Post by cultclassic on Feb 12, 2011 4:41:05 GMT -4
I felt guilty signing the contract... like I was somehow stabbing Harvey in the back. It wasn't like I was leaving RoR but I am not going to be an exclusive to RoR anymore. I got his full permission to do double duty both in his fed in APW, but still, the guilt remains. Why do this? I am already the RoR World Champion and CWC Showcase Champion and I was the RoR Vixen's champion, what do I need to prove? I think maybe it is an addiction for new competition. Maybe it is an addiction to the spotlight. Maybe I was just really high when I made the decision... I don't know. But when I got the call from APW and when I got the permission to appear in both feds, I felt like I HAD to embrace this opportunity. That is why I am where I am; always embrace the opportunities that come your way. Whether it be wrestling or experimenting with that cute blonde co-worker at Hooters. Never pass up on your opportunities.
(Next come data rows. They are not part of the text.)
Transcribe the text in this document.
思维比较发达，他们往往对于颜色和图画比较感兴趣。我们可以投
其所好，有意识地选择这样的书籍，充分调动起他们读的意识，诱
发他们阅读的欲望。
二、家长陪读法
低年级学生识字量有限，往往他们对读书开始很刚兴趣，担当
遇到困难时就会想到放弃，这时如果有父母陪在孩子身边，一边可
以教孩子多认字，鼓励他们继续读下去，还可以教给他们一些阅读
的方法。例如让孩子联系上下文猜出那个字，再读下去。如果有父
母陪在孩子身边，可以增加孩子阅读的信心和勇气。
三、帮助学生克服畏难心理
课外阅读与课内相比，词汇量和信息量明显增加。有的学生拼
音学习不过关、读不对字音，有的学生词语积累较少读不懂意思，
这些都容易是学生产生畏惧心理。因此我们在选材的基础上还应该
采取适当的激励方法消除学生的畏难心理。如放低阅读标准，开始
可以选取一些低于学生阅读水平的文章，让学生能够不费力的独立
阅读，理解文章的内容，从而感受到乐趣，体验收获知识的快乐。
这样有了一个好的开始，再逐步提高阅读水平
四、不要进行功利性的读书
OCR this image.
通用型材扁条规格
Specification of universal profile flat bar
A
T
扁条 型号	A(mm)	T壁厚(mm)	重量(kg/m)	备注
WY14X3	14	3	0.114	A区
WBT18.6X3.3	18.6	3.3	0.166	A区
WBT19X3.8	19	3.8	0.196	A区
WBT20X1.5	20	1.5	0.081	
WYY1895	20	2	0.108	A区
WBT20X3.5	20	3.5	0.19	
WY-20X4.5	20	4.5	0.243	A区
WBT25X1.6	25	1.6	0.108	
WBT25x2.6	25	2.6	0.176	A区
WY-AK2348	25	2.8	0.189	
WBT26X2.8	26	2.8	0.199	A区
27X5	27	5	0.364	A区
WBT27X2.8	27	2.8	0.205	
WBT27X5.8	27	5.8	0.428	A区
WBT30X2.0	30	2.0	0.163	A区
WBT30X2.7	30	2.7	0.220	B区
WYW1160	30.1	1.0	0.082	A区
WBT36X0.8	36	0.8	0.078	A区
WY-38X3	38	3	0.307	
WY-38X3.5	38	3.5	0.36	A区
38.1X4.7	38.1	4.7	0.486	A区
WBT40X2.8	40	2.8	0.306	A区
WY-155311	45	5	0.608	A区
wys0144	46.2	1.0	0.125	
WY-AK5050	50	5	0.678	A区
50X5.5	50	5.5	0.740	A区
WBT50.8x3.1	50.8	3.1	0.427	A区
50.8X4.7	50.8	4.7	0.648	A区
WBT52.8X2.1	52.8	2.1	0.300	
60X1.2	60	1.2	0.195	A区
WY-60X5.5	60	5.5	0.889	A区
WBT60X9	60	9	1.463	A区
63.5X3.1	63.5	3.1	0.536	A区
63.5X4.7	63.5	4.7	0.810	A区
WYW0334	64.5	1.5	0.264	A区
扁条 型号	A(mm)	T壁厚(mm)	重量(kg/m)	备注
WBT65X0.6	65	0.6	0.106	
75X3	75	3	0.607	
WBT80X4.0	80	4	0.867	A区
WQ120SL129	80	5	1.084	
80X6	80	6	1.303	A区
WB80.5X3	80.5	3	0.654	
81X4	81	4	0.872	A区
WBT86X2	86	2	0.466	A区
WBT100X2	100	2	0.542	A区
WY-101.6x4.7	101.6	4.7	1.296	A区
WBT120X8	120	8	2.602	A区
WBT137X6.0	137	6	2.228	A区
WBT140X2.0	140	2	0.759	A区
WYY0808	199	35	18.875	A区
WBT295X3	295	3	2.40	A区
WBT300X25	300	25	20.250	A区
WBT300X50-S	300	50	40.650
As I wait for my plane back to Seattle, I think back to December. In December, I was chomping at the bit just to be signed with national organization. I was waitressing at Hooters and just living pay check to pay check. Wrestling indy shows didn't help. Then I signed with RoR and my stardom immediately began. I won every match I was in and am now their top star. I guess that is why I signed with APW. I needed to answer the question "Am I really that good?" I guess it wasn't good enough to be the best in one federation anymore... I had to be the best in two of them. But will I thrive or just survive? Will this challenge I tasked myself prove to be my undoing? Am I just being overzealous or am I THAT good? I guess I am about to find out.
The sound of airplanes landing and taking off fill my brain. I really wish I can have a cigarette right now, but apparently airports have banned those. And blazing is just out of the question. BASTARDS! But at least now that I am settled, people have stopped asking me for autographs. While I love interacting with the fans, I love having my alone time to think. And my mind is pretty much obsessed with this new multi-tasking I have taken on. Of course, I am not the only RoR person doing double duty in APW. There is Matt Ward, who seemed to be enamored with me for a while.... yeah, I defeated him. But, he is the one face I recognize here. But some of the names sound familliar. People I have seen on CWC and the APW episodes I have seen. I wonder if these guys have ever heard of me or will they not even know who I am. Lets face it, this place has been around a lot longer than RoR. I have a lot more people to wade through to get to the top. It is not going to be easy, but I welcome the challenge.
But will I ascend to super awesome mega stardom or will I fall? Will this be the best decision I ever made or will it be the absolute worst? I guess we will find out in a few weeks, won't we?